Overview
The project will contribute to understanding the process of, and development of new chemistries for, depositing functional coatings on glass with a major industrial collaborator (NSG/Pilkington). The project will make use of state-of-the-art characterisation to understand the process and high throughput methodologies to develop new coating formulations and materials.
About this opportunity
Spray coating functional coatings onto large area of glass is an important industrial process. Understanding the detailed chemistry of the spray solutions is critical for obtaining high quality coatings and optimising the spray process and ultimately informing the formulation of solutions for chemistries of new coating materials. This project will investigate the detailed chemistry of industrial spray coating solutions, as used by NSG/Pilkington, to understand performance of the coated glass product. The student will use a wide variety of analytical techniques including extensive use of NMR, along with FTIR, Raman, SAXS, XRD, electron microscopy on the solutions and resulting coatings to develop a detailed understanding of the solutions at different stages of use. From this understanding new chemistries and formulations will be explored using high-throughput methods to cover the broad chemical space available. The high-throughput workflow will require the development of automated screening tests e.g. optical measurements, contact angle measurements, to assess the performance of the formulations once coated onto glass and then using statistical analysis to understand the critical parameters in the formulations.

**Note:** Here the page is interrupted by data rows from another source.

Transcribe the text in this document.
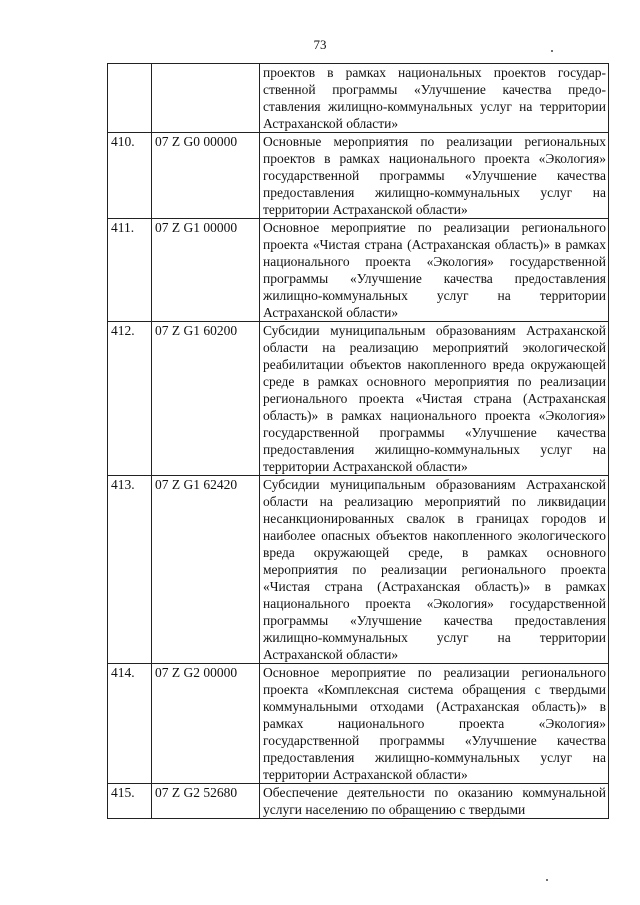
73
		проектов в рамках национальных проектов государственной программы «Улучшение качества предоставления жилищно-коммунальных услуг на территории Астраханской области»
410.	07 Z G0 00000	Основные мероприятия по реализации региональных проектов в рамках национального проекта «Экология» государственной программы «Улучшение качества предоставления жилищно-коммунальных услуг на территории Астраханской области»
411.	07 Z G1 00000	Основное мероприятие по реализации регионального проекта «Чистая страна (Астраханская область)» в рамках национального проекта «Экология» государственной программы «Улучшение качества предоставления жилищно-коммунальных услуг на территории Астраханской области»
412.	07 Z G1 60200	Субсидии муниципальным образованиям Астраханской области на реализацию мероприятий экологической реабилитации объектов накопленного вреда окружающей среде в рамках основного мероприятия по реализации регионального проекта «Чистая страна (Астраханская область)» в рамках национального проекта «Экология» государственной программы «Улучшение качества предоставления жилищно-коммунальных услуг на территории Астраханской области»
413.	07 Z G1 62420	Субсидии муниципальным образованиям Астраханской области на реализацию мероприятий по ликвидации несанкционированных свалок в границах городов и наиболее опасных объектов накопленного экологического вреда окружающей среде, в рамках основного мероприятия по реализации регионального проекта «Чистая страна (Астраханская область)» в рамках национального проекта «Экология» государственной программы «Улучшение качества предоставления жилищно-коммунальных услуг на территории Астраханской области»
414.	07 Z G2 00000	Основное мероприятие по реализации регионального проекта «Комплексная система обращения с твердыми коммунальными отходами (Астраханская область)» в рамках национального проекта «Экология» государственной программы «Улучшение качества предоставления жилищно-коммунальных услуг на территории Астраханской области»
415.	07 Z G2 52680	Обеспечение деятельности по оказанию коммунальной услуги населению по обращению с твердыми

Other NSG/Pilkington supported students are developing new coating materials, high-throughput materials discovery workflows and analysis tools, and machine learning models which will be used in the project to assist in developing the high-throughput workflow and identifying new target materials as coatings on glass.
The academics involved in the supervision of the project have an existing close working relationship with NSG/Pilkington and have the required expertise to deliver the project. Prof Rosseinsky is an expert in new materials discovery complimented by Prof Blanc’s expertise in NMR which will be extensively used in this project. The project will be supported by a research coordinator in Prof Rosseinsky’s group; Dr Manning has expertise in materials synthesis and thin film deposition. The project will have extensive opportunities to work at the NSG/Pilkington Technical Centre at Lathom nr Ormskik.
This project is offered under the University of Liverpool EPSRC Centre for Doctoral Training in Digital and Automated Materials Chemistry along with other studentships for students from backgrounds spanning the physical and computer sciences to start in October 2025. These students will develop core expertise in robotic, digital, chemical and physical thinking, which they will apply in their domain-specific research in materials design, discovery and processing. By working with each other and benefiting from a tailored training programme they will become both leaders and fully participating team players, aware of the best practices in inclusive and diverse R&D environments.